50 Shades of Tokyo Desserts | Shade: 30
One of the things that I admire most about Japanese culture is the ability to make everything aesthetically pleasing and visually stimulating. Whether it is an art form they create or food they plate, everything evokes a sense of beauty, stimulates the mind and awakens all five senses. This is particularly true about traditional Japanese confections which are a perfect subtle sweet complement to the bitterness of matcha tea, and is an accompaniment to any tea ceremony in Japan. There are different varieties, but I’m particularly keen on namagashi – desserts which are molded in different shapes and form to reflect the seasonal motifs. Couple of my favorite high-end tea houses that serve artisan wagashi are Kosoan, Higashiya Ginza and Toraya. If you share my enthusiasm for wagashi, you should also visit Tokyo Mise, wagashi shop located in Corredo Muromachi 3 Shopping Center in Nihonbashi (a place I like to call the Fifth Avenue of Tokyo).
Tokyo Mise is a flagship store of Tsuruya Shinobu, a confectionery founded in 1803 in the Nishijin district of Kyoto.
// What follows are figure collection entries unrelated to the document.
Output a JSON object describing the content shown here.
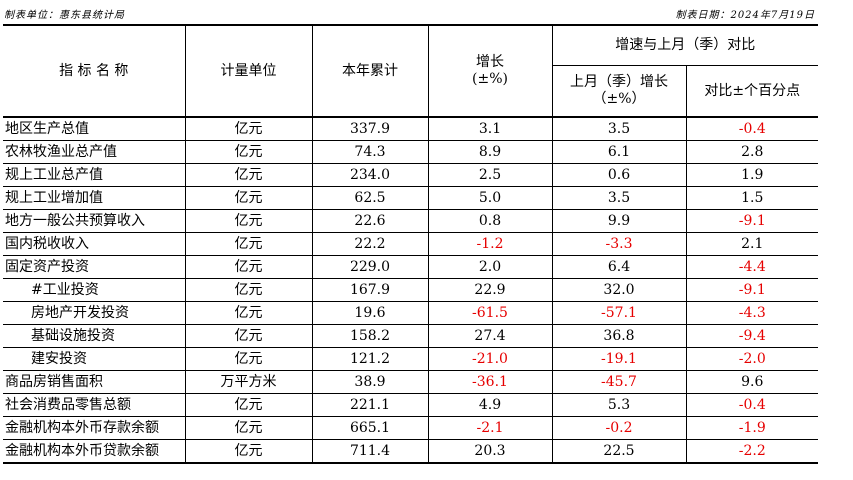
{
  "header": {
    "unit_label": "制表单位：惠东县统计局",
    "date_label": "制表日期：2024年7月19日"
  },
  "columns": {
    "indicator": "指 标 名 称",
    "unit": "计量单位",
    "ytd": "本年累计",
    "growth_line1": "增长",
    "growth_line2": "(±%)",
    "compare_group": "增速与上月（季）对比",
    "prev_growth_line1": "上月（季）增长",
    "prev_growth_line2": "（±%）",
    "pct_points": "对比±个百分点"
  },
  "rows": [
    {
      "name": "地区生产总值",
      "unit": "亿元",
      "ytd": "337.9",
      "growth": "3.1",
      "prev": "3.5",
      "diff": "-0.4",
      "indent": false
    },
    {
      "name": "农林牧渔业总产值",
      "unit": "亿元",
      "ytd": "74.3",
      "growth": "8.9",
      "prev": "6.1",
      "diff": "2.8",
      "indent": false
    },
    {
      "name": "规上工业总产值",
      "unit": "亿元",
      "ytd": "234.0",
      "growth": "2.5",
      "prev": "0.6",
      "diff": "1.9",
      "indent": false
    },
    {
      "name": "规上工业增加值",
      "unit": "亿元",
      "ytd": "62.5",
      "growth": "5.0",
      "prev": "3.5",
      "diff": "1.5",
      "indent": false
    },
    {
      "name": "地方一般公共预算收入",
      "unit": "亿元",
      "ytd": "22.6",
      "growth": "0.8",
      "prev": "9.9",
      "diff": "-9.1",
      "indent": false
    },
    {
      "name": "国内税收收入",
      "unit": "亿元",
      "ytd": "22.2",
      "growth": "-1.2",
      "prev": "-3.3",
      "diff": "2.1",
      "indent": false
    },
    {
      "name": "固定资产投资",
      "unit": "亿元",
      "ytd": "229.0",
      "growth": "2.0",
      "prev": "6.4",
      "diff": "-4.4",
      "indent": false
    },
    {
      "name": "#工业投资",
      "unit": "亿元",
      "ytd": "167.9",
      "growth": "22.9",
      "prev": "32.0",
      "diff": "-9.1",
      "indent": true
    },
    {
      "name": "房地产开发投资",
      "unit": "亿元",
      "ytd": "19.6",
      "growth": "-61.5",
      "prev": "-57.1",
      "diff": "-4.3",
      "indent": true
    },
    {
      "name": "基础设施投资",
      "unit": "亿元",
      "ytd": "158.2",
      "growth": "27.4",
      "prev": "36.8",
      "diff": "-9.4",
      "indent": true
    },
    {
      "name": "建安投资",
      "unit": "亿元",
      "ytd": "121.2",
      "growth": "-21.0",
      "prev": "-19.1",
      "diff": "-2.0",
      "indent": true
    },
    {
      "name": "商品房销售面积",
      "unit": "万平方米",
      "ytd": "38.9",
      "growth": "-36.1",
      "prev": "-45.7",
      "diff": "9.6",
      "indent": false
    },
    {
      "name": "社会消费品零售总额",
      "unit": "亿元",
      "ytd": "221.1",
      "growth": "4.9",
      "prev": "5.3",
      "diff": "-0.4",
      "indent": false
    },
    {
      "name": "金融机构本外币存款余额",
      "unit": "亿元",
      "ytd": "665.1",
      "growth": "-2.1",
      "prev": "-0.2",
      "diff": "-1.9",
      "indent": false
    },
    {
      "name": "金融机构本外币贷款余额",
      "unit": "亿元",
      "ytd": "711.4",
      "growth": "20.3",
      "prev": "22.5",
      "diff": "-2.2",
      "indent": false
    }
  ],
  "colors": {
    "negative": "#e60000",
    "positive": "#000000"
  }
}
The shop in Nihonbashi has both a sit-down tea salon and a retail space where one can pick up a couple of sweets to go. What makes Tokyo Mise stand out among other tea salons is that you can see first hand how these artisan confections are made. Two confectioners mold wagashi in front of your eyes a la minute. The sweets depict different seasonal motifs. For example, when I visited together with Em at Catch52 in May, we enjoyed a selection of Azalea-inspired creations because it was peak season for these flowers to bloom. You can order individual sets that feature one wagashi + delicious matcha tea, or do like we did and order all three sweets!
What these wagashi are made of is a combination of red bean paste covered in a multicolored, strained sweetened white bean paste. The sweets pair wonderfully with the earthy matcha tea, balancing its bitter taste.